Robot Chicken : Star Wars par cinematraque
Robot Chicken est une série iconoclaste. Il est même difficile d’appliquer à cet objet télévisuel le qualificatif de série. Si, de saison en saison, on retrouve des personnages récurrents, le récit en lui-même tient du non-sens, et se résume au concept suivant : suite à un accident de la route, un poulet est transformé en robot par un scientifique fou. Par sadisme, ce dernier attache la pauvre bête à une chaise électrique et l’oblige à regarder la télévision. Devant elle s’étalent des centaines d’écrans où se déroulent une multitude de programmes.

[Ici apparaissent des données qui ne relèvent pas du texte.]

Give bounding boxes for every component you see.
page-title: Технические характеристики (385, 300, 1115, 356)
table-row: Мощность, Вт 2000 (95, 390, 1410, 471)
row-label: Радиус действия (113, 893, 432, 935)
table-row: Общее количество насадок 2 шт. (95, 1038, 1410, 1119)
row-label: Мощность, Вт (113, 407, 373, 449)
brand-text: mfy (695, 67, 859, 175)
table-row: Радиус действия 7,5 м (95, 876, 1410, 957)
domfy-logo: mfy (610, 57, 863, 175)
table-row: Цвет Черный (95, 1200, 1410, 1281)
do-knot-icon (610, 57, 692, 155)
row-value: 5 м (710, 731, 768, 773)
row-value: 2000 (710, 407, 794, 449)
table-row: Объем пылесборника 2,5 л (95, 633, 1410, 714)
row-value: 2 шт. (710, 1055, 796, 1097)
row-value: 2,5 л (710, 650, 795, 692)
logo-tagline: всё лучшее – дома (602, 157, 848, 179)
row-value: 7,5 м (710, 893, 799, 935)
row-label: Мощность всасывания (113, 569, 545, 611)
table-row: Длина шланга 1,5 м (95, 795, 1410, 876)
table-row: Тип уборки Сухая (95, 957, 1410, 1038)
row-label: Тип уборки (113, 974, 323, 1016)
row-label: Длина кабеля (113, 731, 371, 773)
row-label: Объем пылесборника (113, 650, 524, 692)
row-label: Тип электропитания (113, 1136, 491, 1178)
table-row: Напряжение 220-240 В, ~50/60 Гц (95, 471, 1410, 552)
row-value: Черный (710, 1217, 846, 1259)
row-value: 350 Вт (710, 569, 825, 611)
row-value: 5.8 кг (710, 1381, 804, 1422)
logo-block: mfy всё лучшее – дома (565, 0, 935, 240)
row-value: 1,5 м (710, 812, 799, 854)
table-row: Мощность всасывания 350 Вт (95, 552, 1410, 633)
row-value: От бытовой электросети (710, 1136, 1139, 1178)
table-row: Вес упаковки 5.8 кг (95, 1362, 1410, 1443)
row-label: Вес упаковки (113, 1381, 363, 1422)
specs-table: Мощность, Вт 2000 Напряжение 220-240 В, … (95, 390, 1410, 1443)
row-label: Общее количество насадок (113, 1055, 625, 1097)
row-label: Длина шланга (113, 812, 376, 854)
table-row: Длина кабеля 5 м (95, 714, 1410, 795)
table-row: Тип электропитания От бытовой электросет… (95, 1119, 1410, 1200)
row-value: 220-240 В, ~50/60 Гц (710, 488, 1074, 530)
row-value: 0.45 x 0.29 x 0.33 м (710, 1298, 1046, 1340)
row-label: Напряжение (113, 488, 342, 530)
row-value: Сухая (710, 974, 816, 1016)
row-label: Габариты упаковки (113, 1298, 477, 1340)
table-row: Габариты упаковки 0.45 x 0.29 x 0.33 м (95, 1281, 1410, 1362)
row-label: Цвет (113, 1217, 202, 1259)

L’idée est alors, pour les créateurs de Robot Chicken, de mettre les spectateurs dans la peau du poulet décervelé et robotisé. Pendant 20 minutes, nous assistons à un zapping incessant sur des publicités, des bouts de séries télévisées, de films à grands spectacles, de journaux télévisés ou de breaking news en direct de massacres de masse, ainsi que des reality shows plus obscènes les uns que les autres. Au travers ce déchaînement d’images, c’est l’Amérique qui nous est montrée dans ce qu’elle a de plus violent, de plus raciste, de plus cynique et de plus antisémite. L’oeuvre de Seth Green (Oui, le fameux Oz de Buffy contre les vampires) et Matthew Senreich pourrait se rapprocher des poses radicales de South Park, avec peut-être un peu plus d’infanticides.
Il y a chez eux un véritable plaisir à faire exploser le fantasme d’une enfance douce et naïve. Ce qu’imaginent ces deux artistes n’est pourtant pas très éloigné des jeux d’enfants : on y voit ainsi Barbie se faire décapiter, Ken forcé de faire des galipettes avec Musclor, ou encore Skeletor devenir un affectueux baby-sitter. Ce qui fait en partie le sel de ce programme télévisuel est qu’il donne vie à toutes les figurines qui ont bercé notre enfance, nous les trentenaires, dans un univers ultra violent. On pourrait croire la chose impossible dans un pays aussi puritain que les États-Unis: bien au contraire, c’est le paradoxe du capitalisme américain d’accepter d’être aussi radicalement et violemment caricaturé. Lorsqu’il s’agit de jouets ou d’argent, tout est permis. A travers les actes sociopathes de G.I Joe, s’exprime une angoisse réelle vis-à-vis d’une société matérialiste et, de plus en plus, militariste. Mais plutôt que de jouer sur la peur, Seth Green choisit de nous faire rire. Il hérite en fait de l’esprit sarcastique que l’on trouve dans les films de Paul Verhoeven, tout en utilisant les pulsions violentes des enfants qu’on retrouve chez Tim Burton. Bref, encore plus que South Park, Robot Chicken apporte à l’univers du dessin animé un esprit punk très rafraîchissant. Diffusé évidemment sur MTV (vitrine du spectaculaire retourné et du teen spirit) Robot Chicken se devait de rendre hommage à l’esprit qui lui a donné corps : celui de Georges Lucas.
En détournant les produits issus du merchandising de Lucas Film, Seth Green prolonge le discours anti-impérialiste et anarchisant qui se cache derrière la Saga commerciale Star Wars. Car, en inondant les chambres enfantines de personnage Star Wars, Georges Lucas a obtenu la liberté artistique qu’il désirait tout en offrant à ses fans un moyen de participer à la construction d’une mythologie. Il est donc tout naturel que Robot Chicken rende aujourd’hui hommage à la saga de Georges Lucas, sous la forme d’une parodie. Moins acides que le reste de la série, les trois épisodes que l’on trouve aujourd’hui en DVD n’en restent pas moins tout aussi drôles. Un excellent moyen de rentrer dans l’esprit tordu des créateurs, en offrant une version politiquement plus sage, et plus geek de la série. Mais si vous vous posiez des questions sur les relations incestueuses entre Luke Skywalker et la Princesse Leia, ou sur la passion amoureuse liant Anakin Skywalker avec l’Empereur Palpatine, vous en aurez pour votre argent. Un achat qu’on vous conseillera pour les fêtes de fin d’années.
On peut par contre se poser des questions sur l’emballage, le contenu du coffret DVD étant assez pauvre. Si on trouve deux ou trois bonus dans l’esprit corrosif de Robot Chicken, l’ensemble parait bien paresseux. En premier lieu, Seth Green qui nous apparaît comme on l’imagine : un glandeur préférant montrer l’image d’un cancre, plutôt que celle d’un artiste. Son compère et lui fabriquent la légende d’être les employés les plus heureux du monde qui s’amusent plutôt qu’ils ne travaillent. Autant sur le fond que sur la forme, la plupart des bonus n’ont pas vraiment d’intérêt. Dommage. Mais tout ça, après tout, n’est qu’un jeu d’enfant turbulent.